Supplements and Their Effect on Students
While supplements are not miracle workers, there have been studies (and there are still ongoing studies) that prove that they help students perform better in school. Because supplements like B vitamins and vitamin D3 contribute to improving a person’s general well-being, he feels good about everything. This reflects on the things he does, and the same thing happens to students. As supplements make them more energetic, motivated, and healthier (due to improved immune systems), they begin to start a brighter outlook in life. In addition to this, there are also supplements that help boost brain power. As such, their mental capabilities are enhanced. This enables students to perform better in school, even when they haven’t been doing so well before they started taking supplements.
While the effects of supplements on students have been proven time and again, there are myths about these diet boosters that continue to come out. Here are six of these myths that will, hopefully, fizzle out soon:
Myth #1: Supplements do not receive government regulation.
This is not true. All dietary supplements, regardless of variety or brand, are required to go through the FDA or Federal Drug Administration. This is necessary so the supplements can be regulated according to quality and safety standards set by the said government regulating body.
Myth #2: Multivitamins are the same regardless of their brand or variety.
While all multivitamins are expected to provide a multitude of vitamins to individuals who take them, not all multivitamins have the same characteristics and effect. Each multivitamin has a unique formula, depending on what benefits it proposes. For example, some multivitamins are considered as one-a-day varieties, which means they combine at least 14% antioxidants and more or less 16% B complex vitamins. There are thousands of multivitamin formula, so it’s definitely wrong to say that they are all the same.
Myth #3: Supplements are only for children and the elderly.
This can never be right. While some individuals may need more supplements and nutrients at one point in their life, anyone can benefit from the advantages that supplements offer. Anyone is vulnerable to poor nutrition. Even the healthiest individuals need supplements. Those guys who spend hours at the gym? They take supplements, too!
Myth #4: The ingredients listed on the supplement’s label are not really in the product.
Manufacturers are REQUIRED to list all the ingredients, including their quantity, on the label of their products. This is a regulation mandated by the FDA. However, the FDA does not check what is inside each supplement anymore; just the label. In other words, there is a possibility that the labels will not really match what the supplements contain. It is not right to say, though, that all supplements do not follow their label’s content. There are those that are true to what their label says. The best solution for this is to choose only products that bear a certified seal like USP.
Myth #5: Vitamins do not really help you that much because they only come out of your pee.

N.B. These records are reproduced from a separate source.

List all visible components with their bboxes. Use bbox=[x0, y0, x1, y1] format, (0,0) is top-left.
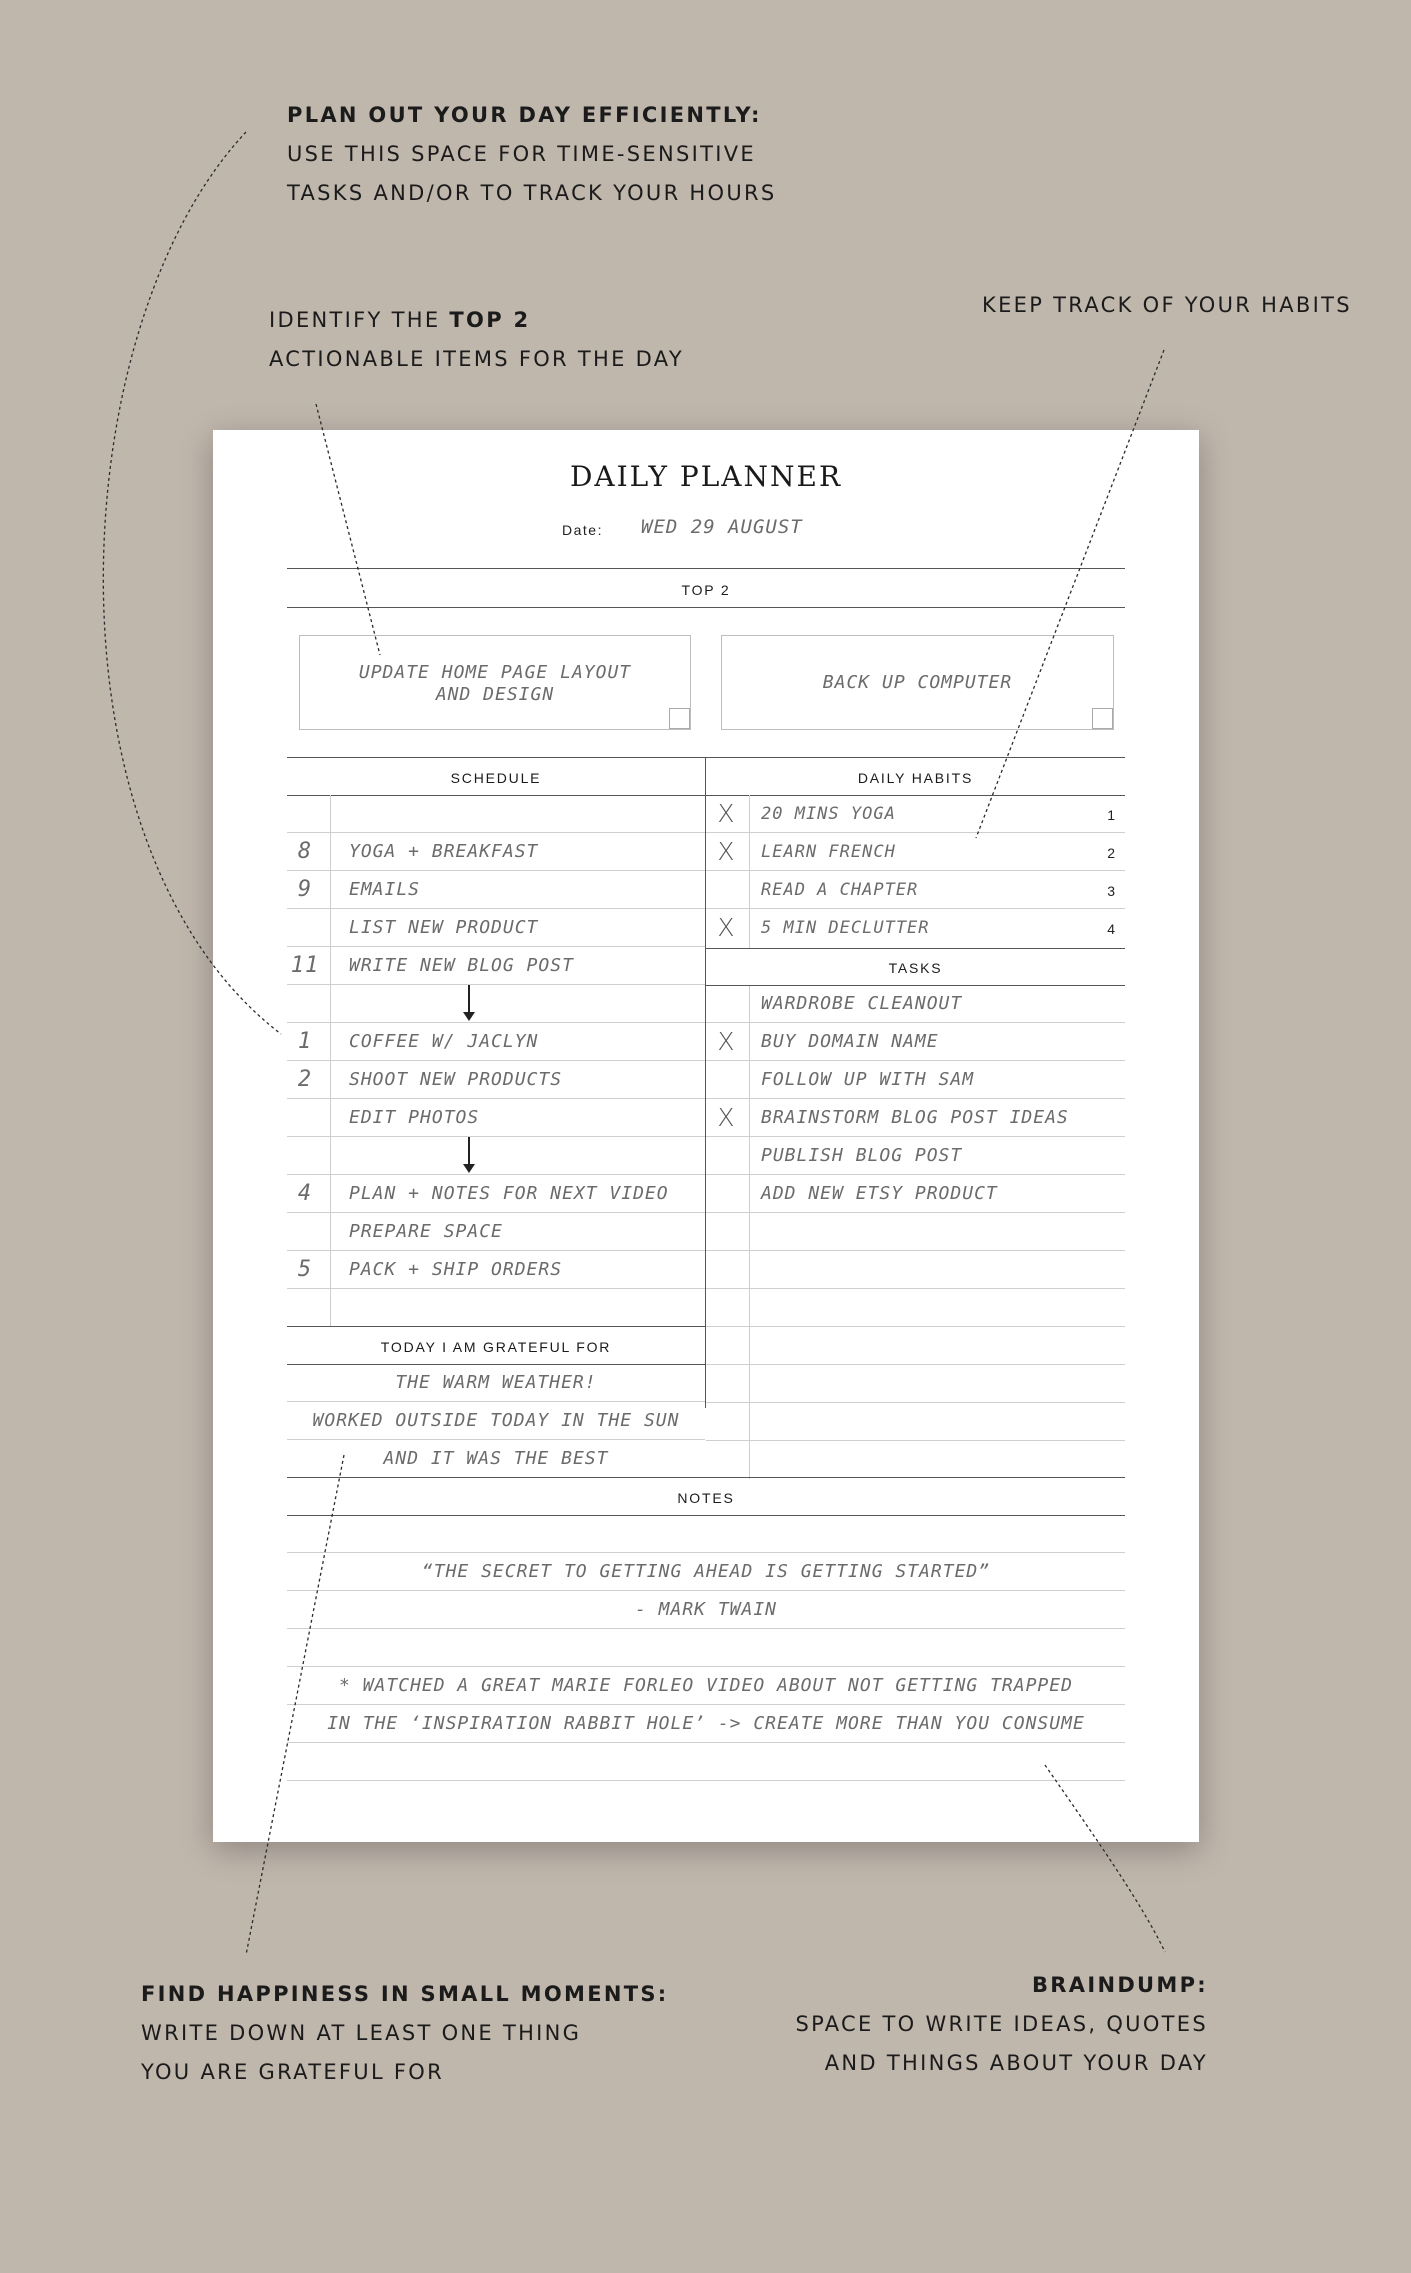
schedule-row[interactable] bbox=[287, 947, 705, 985]
notes-text: - MARK TWAIN bbox=[634, 1599, 778, 1620]
schedule-hour: 11 bbox=[290, 953, 320, 978]
schedule-text: PREPARE SPACE bbox=[349, 1221, 503, 1242]
annotation-top2-line: ACTIONABLE ITEMS FOR THE DAY bbox=[269, 347, 684, 371]
schedule-text: EDIT PHOTOS bbox=[349, 1107, 480, 1128]
schedule-text: PLAN + NOTES FOR NEXT VIDEO bbox=[349, 1183, 669, 1204]
schedule-row[interactable] bbox=[287, 985, 705, 1023]
schedule-hour: 2 bbox=[297, 1067, 313, 1092]
annotation-braindump-heading: BRAINDUMP: bbox=[1032, 1973, 1208, 1997]
grateful-line[interactable] bbox=[287, 1364, 705, 1402]
annotation-habits bbox=[982, 286, 1352, 325]
schedule-hour: 4 bbox=[297, 1181, 313, 1206]
planner-sheet bbox=[213, 430, 1199, 1842]
grateful-line[interactable] bbox=[287, 1402, 705, 1440]
divider bbox=[287, 1326, 706, 1327]
checkbox[interactable] bbox=[669, 708, 690, 729]
annotation-happiness-line: WRITE DOWN AT LEAST ONE THING bbox=[141, 2021, 582, 2045]
task-text: WARDROBE CLEANOUT bbox=[761, 993, 963, 1014]
habit-row[interactable] bbox=[706, 871, 1125, 909]
task-row[interactable] bbox=[706, 1327, 1125, 1365]
schedule-text: PACK + SHIP ORDERS bbox=[349, 1259, 563, 1280]
annotation-top2-text: IDENTIFY THE bbox=[269, 308, 450, 332]
schedule-row[interactable] bbox=[287, 1137, 705, 1175]
schedule-row[interactable] bbox=[287, 1251, 705, 1289]
notes-text: * WATCHED A GREAT MARIE FORLEO VIDEO ABOUT NOT GETTING TRAPPED bbox=[339, 1675, 1073, 1696]
schedule-text: YOGA + BREAKFAST bbox=[349, 841, 539, 862]
notes-line[interactable] bbox=[287, 1667, 1125, 1705]
schedule-hour: 9 bbox=[297, 877, 313, 902]
task-row[interactable] bbox=[706, 1251, 1125, 1289]
habits-heading: DAILY HABITS bbox=[857, 770, 974, 786]
grateful-text: THE WARM WEATHER! bbox=[395, 1372, 597, 1393]
schedule-row[interactable] bbox=[287, 1289, 705, 1327]
notes-line[interactable] bbox=[287, 1743, 1125, 1781]
notes-line[interactable] bbox=[287, 1705, 1125, 1743]
notes-heading: NOTES bbox=[677, 1490, 735, 1506]
task-text: FOLLOW UP WITH SAM bbox=[761, 1069, 975, 1090]
schedule-row[interactable] bbox=[287, 1061, 705, 1099]
task-row[interactable] bbox=[706, 1023, 1125, 1061]
habit-check-mark[interactable]: X bbox=[717, 913, 735, 942]
schedule-text: SHOOT NEW PRODUCTS bbox=[349, 1069, 563, 1090]
down-arrow-icon bbox=[468, 985, 470, 1013]
notes-text: IN THE ‘INSPIRATION RABBIT HOLE’ -> CREATE MORE THAN YOU CONSUME bbox=[327, 1713, 1085, 1734]
notes-text: “THE SECRET TO GETTING AHEAD IS GETTING STARTED” bbox=[421, 1561, 991, 1582]
schedule-heading: SCHEDULE bbox=[450, 770, 542, 786]
habit-text: 5 MIN DECLUTTER bbox=[761, 918, 930, 938]
schedule-row[interactable] bbox=[287, 795, 705, 833]
schedule-row[interactable] bbox=[287, 1099, 705, 1137]
habit-index: 4 bbox=[1107, 921, 1115, 937]
checkbox[interactable] bbox=[1092, 708, 1113, 729]
notes-line[interactable] bbox=[287, 1629, 1125, 1667]
task-row[interactable] bbox=[706, 1403, 1125, 1441]
schedule-hour: 8 bbox=[297, 839, 313, 864]
schedule-row[interactable] bbox=[287, 909, 705, 947]
notes-line[interactable] bbox=[287, 1553, 1125, 1591]
schedule-text: COFFEE W/ JACLYN bbox=[349, 1031, 539, 1052]
top2-item-1[interactable] bbox=[299, 635, 691, 730]
task-row[interactable] bbox=[706, 1061, 1125, 1099]
top2-item-2[interactable] bbox=[721, 635, 1114, 730]
hour-column-rule bbox=[330, 795, 331, 1327]
task-text: BRAINSTORM BLOG POST IDEAS bbox=[761, 1107, 1069, 1128]
habit-index: 3 bbox=[1107, 883, 1115, 899]
notes-line[interactable] bbox=[287, 1515, 1125, 1553]
annotation-plan bbox=[287, 96, 777, 213]
annotation-braindump-line: SPACE TO WRITE IDEAS, QUOTES bbox=[795, 2012, 1208, 2036]
schedule-row[interactable] bbox=[287, 833, 705, 871]
task-row[interactable] bbox=[706, 1289, 1125, 1327]
habit-check-mark[interactable]: X bbox=[717, 799, 735, 828]
annotation-happiness-line: YOU ARE GRATEFUL FOR bbox=[141, 2060, 445, 2084]
date-label: Date: bbox=[562, 522, 603, 538]
grateful-text: WORKED OUTSIDE TODAY IN THE SUN bbox=[312, 1410, 680, 1431]
schedule-text: EMAILS bbox=[349, 879, 421, 900]
annotation-braindump-line: AND THINGS ABOUT YOUR DAY bbox=[824, 2051, 1208, 2075]
habit-text: 20 MINS YOGA bbox=[761, 804, 896, 824]
divider bbox=[287, 757, 1125, 758]
schedule-text: WRITE NEW BLOG POST bbox=[349, 955, 574, 976]
task-row[interactable] bbox=[706, 1175, 1125, 1213]
annotation-top2 bbox=[269, 301, 684, 379]
habit-text: READ A CHAPTER bbox=[761, 880, 919, 900]
task-row[interactable] bbox=[706, 985, 1125, 1023]
task-text: BUY DOMAIN NAME bbox=[761, 1031, 939, 1052]
schedule-row[interactable] bbox=[287, 1023, 705, 1061]
schedule-hour: 1 bbox=[297, 1029, 313, 1054]
tasks-heading: TASKS bbox=[888, 960, 943, 976]
row-rule bbox=[287, 1780, 1125, 1781]
annotation-habits-line: KEEP TRACK OF YOUR HABITS bbox=[982, 293, 1352, 317]
task-text: PUBLISH BLOG POST bbox=[761, 1145, 963, 1166]
mark-column-rule bbox=[749, 795, 750, 948]
annotation-plan-line: USE THIS SPACE FOR TIME-SENSITIVE bbox=[287, 142, 756, 166]
habit-row[interactable] bbox=[706, 833, 1125, 871]
habit-row[interactable] bbox=[706, 795, 1125, 833]
top2-heading: TOP 2 bbox=[681, 582, 731, 598]
task-text: ADD NEW ETSY PRODUCT bbox=[761, 1183, 998, 1204]
task-row[interactable] bbox=[706, 1213, 1125, 1251]
annotation-happiness bbox=[141, 1975, 669, 2092]
annotation-plan-line: TASKS AND/OR TO TRACK YOUR HOURS bbox=[287, 181, 777, 205]
habit-index: 2 bbox=[1107, 845, 1115, 861]
schedule-row[interactable] bbox=[287, 1175, 705, 1213]
schedule-text: LIST NEW PRODUCT bbox=[349, 917, 539, 938]
habit-index: 1 bbox=[1107, 807, 1115, 823]
task-row[interactable] bbox=[706, 1441, 1125, 1479]
down-arrow-icon bbox=[468, 1137, 470, 1165]
top2-item-text: UPDATE HOME PAGE LAYOUT AND DESIGN bbox=[358, 662, 632, 705]
schedule-row[interactable] bbox=[287, 1213, 705, 1251]
annotation-top2-bold: TOP 2 bbox=[449, 308, 531, 332]
divider bbox=[287, 607, 1125, 608]
divider bbox=[706, 985, 1125, 986]
top2-item-text: BACK UP COMPUTER bbox=[822, 672, 1013, 693]
column-divider bbox=[705, 757, 706, 1408]
notes-line[interactable] bbox=[287, 1591, 1125, 1629]
schedule-hour: 5 bbox=[297, 1257, 313, 1282]
task-row[interactable] bbox=[706, 1137, 1125, 1175]
grateful-line[interactable] bbox=[287, 1440, 705, 1478]
task-row[interactable] bbox=[706, 1365, 1125, 1403]
grateful-heading: TODAY I AM GRATEFUL FOR bbox=[380, 1339, 612, 1355]
schedule-row[interactable] bbox=[287, 871, 705, 909]
mark-column-rule bbox=[749, 985, 750, 1479]
planner-title: DAILY PLANNER bbox=[569, 460, 843, 493]
grateful-text: AND IT WAS THE BEST bbox=[383, 1448, 609, 1469]
annotation-plan-heading: PLAN OUT YOUR DAY EFFICIENTLY: bbox=[287, 103, 762, 127]
task-check-mark[interactable]: X bbox=[717, 1027, 735, 1056]
divider bbox=[706, 948, 1125, 949]
task-check-mark[interactable]: X bbox=[717, 1103, 735, 1132]
habit-row[interactable] bbox=[706, 909, 1125, 947]
task-row[interactable] bbox=[706, 1099, 1125, 1137]
date-value: WED 29 AUGUST bbox=[641, 516, 803, 538]
annotation-braindump bbox=[795, 1966, 1208, 2083]
habit-text: LEARN FRENCH bbox=[761, 842, 896, 862]
annotation-happiness-heading: FIND HAPPINESS IN SMALL MOMENTS: bbox=[141, 1982, 669, 2006]
habit-check-mark[interactable]: X bbox=[717, 837, 735, 866]
divider bbox=[287, 568, 1125, 569]
divider bbox=[287, 1477, 1125, 1478]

While it is true that your urine turns bright yellow after you take supplements or vitamins, this does not mean that you’re losing all the nutrients you got. That is just how your body gets rid of excess riboflavin or B2 vitamin. Your diet and lifestyle will determine how much of this vitamin is to be excreted in your urine. This vitamin – riboflavin – is an antioxidant that prevents free radicals from destroying cells.
Myth #6: Vitamins alone can do the job.
Definitely not true. If you want to be completely fit and healthy, eat a balanced diet and exercise regularly aside from taking supplements every day.
To determine which are myths and which are facts, it is advisable to look for a quality online community for supplements that can help get you the details you need.